The goal of the KU program is to entice authors to enroll their work exclusively to Amazon's KU library, rather than a wide release on multiple platforms like Barnes & Noble, Kobo, Apple, and more. Amazon even offers further enticement with a rewards system for authors who earn the most pages read. However that system has garnered a great deal of controversy due to some authors manipulating the pool through a method called page stuffing, or adding more content to increase the page read without properly listing the content.
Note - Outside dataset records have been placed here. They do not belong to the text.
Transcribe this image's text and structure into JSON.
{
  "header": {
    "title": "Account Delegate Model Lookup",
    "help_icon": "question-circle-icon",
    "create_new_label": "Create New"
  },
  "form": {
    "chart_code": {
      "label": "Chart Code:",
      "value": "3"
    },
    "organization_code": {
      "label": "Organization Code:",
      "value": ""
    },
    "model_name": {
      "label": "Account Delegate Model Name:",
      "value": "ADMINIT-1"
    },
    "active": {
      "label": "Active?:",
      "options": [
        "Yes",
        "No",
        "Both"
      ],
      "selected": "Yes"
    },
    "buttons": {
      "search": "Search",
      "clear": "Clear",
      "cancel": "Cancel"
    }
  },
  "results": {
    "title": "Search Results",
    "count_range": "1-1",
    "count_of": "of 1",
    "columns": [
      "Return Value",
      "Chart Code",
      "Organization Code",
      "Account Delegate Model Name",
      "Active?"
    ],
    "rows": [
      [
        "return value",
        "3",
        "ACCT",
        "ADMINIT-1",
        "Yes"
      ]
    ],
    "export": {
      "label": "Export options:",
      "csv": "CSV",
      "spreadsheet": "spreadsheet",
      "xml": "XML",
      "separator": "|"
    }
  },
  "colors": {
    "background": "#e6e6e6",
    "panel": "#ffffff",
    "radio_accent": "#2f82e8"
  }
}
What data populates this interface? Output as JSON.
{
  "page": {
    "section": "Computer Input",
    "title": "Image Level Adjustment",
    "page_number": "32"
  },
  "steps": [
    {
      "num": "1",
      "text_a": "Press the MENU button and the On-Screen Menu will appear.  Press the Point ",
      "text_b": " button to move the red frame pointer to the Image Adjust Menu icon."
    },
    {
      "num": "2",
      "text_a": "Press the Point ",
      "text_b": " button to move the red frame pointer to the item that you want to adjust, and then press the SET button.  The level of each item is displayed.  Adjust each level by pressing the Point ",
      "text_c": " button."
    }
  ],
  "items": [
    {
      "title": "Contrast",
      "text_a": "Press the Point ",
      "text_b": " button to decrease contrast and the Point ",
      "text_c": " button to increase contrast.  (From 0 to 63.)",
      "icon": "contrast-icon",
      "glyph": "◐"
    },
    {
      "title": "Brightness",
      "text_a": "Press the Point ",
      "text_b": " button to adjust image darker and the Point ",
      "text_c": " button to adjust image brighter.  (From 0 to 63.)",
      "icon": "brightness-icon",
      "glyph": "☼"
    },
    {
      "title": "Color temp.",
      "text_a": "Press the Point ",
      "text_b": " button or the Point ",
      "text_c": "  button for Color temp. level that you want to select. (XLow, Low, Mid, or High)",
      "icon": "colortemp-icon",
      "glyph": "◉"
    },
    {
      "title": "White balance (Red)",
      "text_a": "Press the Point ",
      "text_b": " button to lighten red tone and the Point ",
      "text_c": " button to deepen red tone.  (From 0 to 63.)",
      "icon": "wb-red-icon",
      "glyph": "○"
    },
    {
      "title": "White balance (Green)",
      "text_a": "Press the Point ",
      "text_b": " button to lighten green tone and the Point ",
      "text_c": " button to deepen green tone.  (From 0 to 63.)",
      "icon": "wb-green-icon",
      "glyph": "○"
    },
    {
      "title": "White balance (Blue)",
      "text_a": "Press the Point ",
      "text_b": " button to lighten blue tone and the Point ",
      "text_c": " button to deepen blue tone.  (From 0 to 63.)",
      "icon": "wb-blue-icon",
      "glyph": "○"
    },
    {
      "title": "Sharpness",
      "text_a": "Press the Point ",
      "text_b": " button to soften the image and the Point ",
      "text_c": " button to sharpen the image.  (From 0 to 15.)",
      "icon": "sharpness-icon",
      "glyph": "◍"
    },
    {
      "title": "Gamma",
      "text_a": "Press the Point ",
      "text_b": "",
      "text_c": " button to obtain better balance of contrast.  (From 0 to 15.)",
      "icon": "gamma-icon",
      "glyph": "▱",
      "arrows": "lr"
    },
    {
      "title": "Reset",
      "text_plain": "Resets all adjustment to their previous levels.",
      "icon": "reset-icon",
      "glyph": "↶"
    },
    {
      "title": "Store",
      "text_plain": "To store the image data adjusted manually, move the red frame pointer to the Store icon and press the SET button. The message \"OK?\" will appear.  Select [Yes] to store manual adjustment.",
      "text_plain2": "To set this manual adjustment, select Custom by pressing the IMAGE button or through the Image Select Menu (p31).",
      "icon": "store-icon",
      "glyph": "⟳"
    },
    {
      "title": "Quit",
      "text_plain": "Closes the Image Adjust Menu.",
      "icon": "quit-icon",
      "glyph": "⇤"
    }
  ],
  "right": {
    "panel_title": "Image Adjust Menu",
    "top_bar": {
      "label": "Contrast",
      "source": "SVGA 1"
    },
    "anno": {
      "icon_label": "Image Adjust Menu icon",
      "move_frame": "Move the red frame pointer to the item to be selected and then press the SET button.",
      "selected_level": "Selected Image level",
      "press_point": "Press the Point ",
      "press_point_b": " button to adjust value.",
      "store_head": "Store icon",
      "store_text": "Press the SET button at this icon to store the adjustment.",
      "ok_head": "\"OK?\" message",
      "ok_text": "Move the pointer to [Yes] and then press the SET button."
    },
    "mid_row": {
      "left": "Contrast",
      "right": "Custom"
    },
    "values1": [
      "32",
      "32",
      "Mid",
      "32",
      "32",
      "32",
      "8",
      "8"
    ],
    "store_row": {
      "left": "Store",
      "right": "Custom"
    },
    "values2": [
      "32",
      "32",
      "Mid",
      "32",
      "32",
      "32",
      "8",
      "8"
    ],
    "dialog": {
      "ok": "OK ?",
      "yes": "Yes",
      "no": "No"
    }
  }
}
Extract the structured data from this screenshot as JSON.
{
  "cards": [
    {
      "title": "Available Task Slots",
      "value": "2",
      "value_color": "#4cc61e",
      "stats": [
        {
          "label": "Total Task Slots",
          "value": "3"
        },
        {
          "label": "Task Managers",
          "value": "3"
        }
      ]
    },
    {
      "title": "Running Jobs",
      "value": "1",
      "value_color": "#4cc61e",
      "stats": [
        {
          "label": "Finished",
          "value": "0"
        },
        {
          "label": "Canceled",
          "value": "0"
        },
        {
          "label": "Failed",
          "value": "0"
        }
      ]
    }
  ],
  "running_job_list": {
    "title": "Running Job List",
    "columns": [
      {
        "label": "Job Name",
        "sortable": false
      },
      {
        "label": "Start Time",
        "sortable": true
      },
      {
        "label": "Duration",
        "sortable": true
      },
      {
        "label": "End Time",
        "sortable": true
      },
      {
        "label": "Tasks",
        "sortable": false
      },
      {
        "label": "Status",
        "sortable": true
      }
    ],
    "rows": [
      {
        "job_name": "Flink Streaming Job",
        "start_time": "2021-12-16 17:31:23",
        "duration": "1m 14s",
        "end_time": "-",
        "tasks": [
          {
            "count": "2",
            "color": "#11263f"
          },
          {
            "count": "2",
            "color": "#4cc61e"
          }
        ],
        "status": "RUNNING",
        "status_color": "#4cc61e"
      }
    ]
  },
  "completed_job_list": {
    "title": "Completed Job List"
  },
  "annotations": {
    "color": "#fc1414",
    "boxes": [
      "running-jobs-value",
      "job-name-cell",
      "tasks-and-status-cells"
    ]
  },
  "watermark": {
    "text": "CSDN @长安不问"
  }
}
Despite that issue, KU could prove more profitable for authors because of this royalty based system, however the KU pool changes from month to month and if the pool dropped, then the base funds for author royalties would drop too. Most of the time, the month to month difference has not been significant enough to effect an author's livelihood, but with something like a boycott, well, there lies the rub.
According to author reddit threads, this past March had the lowest royalty payouts for authors since July of 2017, a factor that has Amazon laying the blame on the boycott and lack of subscribers. However, is this really the case? Especially considering March had a larger KU pool than February by 1.5 million. Was there that big a surge in authors to the KU program to offset the payout balance? If you account for the surge in ChatGP written books, possibly. There could have been enough of an uptick in KU Authors and enough of a down tick in subscribers to account for the significant loss to royalties, but it is hard to tell without solid numbers.
What is for certain is that trying to shake up a corporation like Amazon is difficult and often back lashes on the authors trying to maintain their livelihoods from the system rather than creating actual change. Amazon is a bit of a hydra. It can and will shut down operations it deems no longer profitable or useful, such as the culling of Book Depository after almost two decades. Amazon has also already proven that it will punish authors for overreaching issues beyond their control, such as the pirating of their books.
So, is a KU boycott truly the root cause for disappearing royalties? As of now, there is no concrete proof that this is the case. This isn't even the first time a boycott has been attempted but again, Amazon is a hydra. Publishing is only one facet of their income and one they can easily shift in their favor. The worst outcome: would dumping the KU program entirely be the end game move for the company? As an author and consumer, I want to say the prospect is currently unlikely, and there are other programs and incentives that will likely receive the ax before Amazon does anything so drastic. The fact that KU operates using its own subscriber pool helps, however, if the deflating profits continue, there may be some policies coming down the pipeline to account for it that will effect authors in the long term.
For those considering entering their works into the Kindle Unlimited library, it would be worth keeping an eye on what happens in regards to the program for the next few months before making the commitment.